Running an Async Web Query Queue with Procedures and pg_cron
The number of cool things you can do with the http extension is large, but putting those things into production raises an important problem.
The amount of time an HTTP request takes, 100s of milliseconds, is 10- to 20-times longer that the amount of time a normal database query takes.
This means that potentially an HTTP call could jam up a query for a long time. I recently ran an HTTP function in an update against a relatively small 1000 record table.
The query took 5 minutes to run, and during that time the table was locked to other access, since the update touched every row.
This was fine for me on my developer database on my laptop. In a production system, it would not be fine.
Geocoding, For Example
A really common table layout in a spatially enabled enterprise system is a table of addresses with an associated location for each address.
CREATE EXTENSION postgis;
CREATE TABLE addresses (
pk serial PRIMARY KEY,
address text,
city text,
geom geometry(Point, 4326),
geocode jsonb
);
CREATE INDEX addresses_geom_x
ON addresses USING GIST (geom);
INSERT INTO addresses (address, city)
VALUES ('1650 Chandler Avenue', 'Victoria'),
('122 Simcoe Street', 'Victoria');
New addresses get inserted without known locations. The system needs to call an external geocoding service to get locations.
SELECT * FROM addresses;
pk | address | city | geom | geocode
----+----------------------+----------+------+---------
8 | 1650 Chandler Avenue | Victoria | |
9 | 122 Simcoe Street | Victoria | |
When a new address is inserted into the system, it would be great to geocode it. A trigger would make a lot of sense, but a trigger will run in the same transaction as the insert. So the insert will block until the geocode call is complete. That could take a while. If the system is under load, inserts will pile up, all waiting for their geocodes.
Procedures to the Rescue
A better performing approach would be to insert the address right away, and then come back later and geocode any rows that have a NULL geometry.
The key to such a system is being able to work through all the rows that need to be geocoded, without locking those rows for the duration. Fortunately, there is a PostgresSQL feature that does what we want, the PROCEDURE.
Unlike functions, which wrap their contents in a single, atomic transaction, procedures allow you to apply multiple commits while the procedure runs. This makes them perfect for long-running batch jobs, like our geocoding problem.

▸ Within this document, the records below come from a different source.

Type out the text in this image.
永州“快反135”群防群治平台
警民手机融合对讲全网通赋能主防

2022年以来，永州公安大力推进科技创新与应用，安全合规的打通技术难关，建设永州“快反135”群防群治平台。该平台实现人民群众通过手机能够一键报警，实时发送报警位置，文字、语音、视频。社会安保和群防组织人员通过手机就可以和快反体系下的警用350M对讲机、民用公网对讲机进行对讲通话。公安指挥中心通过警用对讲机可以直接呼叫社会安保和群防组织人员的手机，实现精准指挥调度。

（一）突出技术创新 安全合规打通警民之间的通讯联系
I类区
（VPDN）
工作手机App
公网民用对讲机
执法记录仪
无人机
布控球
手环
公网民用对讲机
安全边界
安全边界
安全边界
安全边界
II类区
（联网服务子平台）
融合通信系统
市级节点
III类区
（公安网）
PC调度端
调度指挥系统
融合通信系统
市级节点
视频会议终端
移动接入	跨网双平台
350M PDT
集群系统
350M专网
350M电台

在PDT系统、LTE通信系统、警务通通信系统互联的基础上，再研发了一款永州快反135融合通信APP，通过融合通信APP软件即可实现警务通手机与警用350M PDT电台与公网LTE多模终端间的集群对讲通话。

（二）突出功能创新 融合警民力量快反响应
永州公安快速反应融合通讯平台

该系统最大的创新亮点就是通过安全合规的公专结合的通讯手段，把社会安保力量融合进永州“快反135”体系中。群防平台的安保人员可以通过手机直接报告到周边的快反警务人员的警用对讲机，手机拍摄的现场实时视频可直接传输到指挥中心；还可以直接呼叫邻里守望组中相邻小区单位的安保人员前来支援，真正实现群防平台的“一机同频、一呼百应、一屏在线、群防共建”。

CREATE PROCEDURE process_address_geocodes()
LANGUAGE plpgsql
AS $$
DECLARE
pk_list BIGINT[];
pk BIGINT;
BEGIN
--
-- Find all rows that need geocoding
--
SELECT array_agg(addresses.pk)
INTO pk_list
FROM addresses
WHERE geocode IS NULL;
--
-- Geocode those rows one at a time,
-- one transaction per row
--
IF pk_list IS NOT NULL THEN
FOREACH pk IN ARRAY pk_list LOOP
PERFORM addresses_geocode(pk);
COMMIT;
END LOOP;
END IF;
END;
$$;
The important thing is to break the work up so it is done one row at a time. Rather than running a single UPDATE
to the table, we find all the rows that need geocoding, and loop through them, one row at a time, committing our work after each row.
Geocoding Function
The addresses_geocode(pk)
function takes in a row primary key and then geocodes the address using the http extension to call the Google Maps Geocoding API. Taking in the primary key, instead of the address string, allows us to call the function one-at-a-time on each row in our working set of rows.
The function:
- reads the Google API key from the environment;
- reads the address string for the row;
- sends the geocode request to Google using the http extension;
- checks the validity of the response; and
- updates the row.
Each time through the function is atomic, so the controlling procedure can commit the result as soon as the function is complete.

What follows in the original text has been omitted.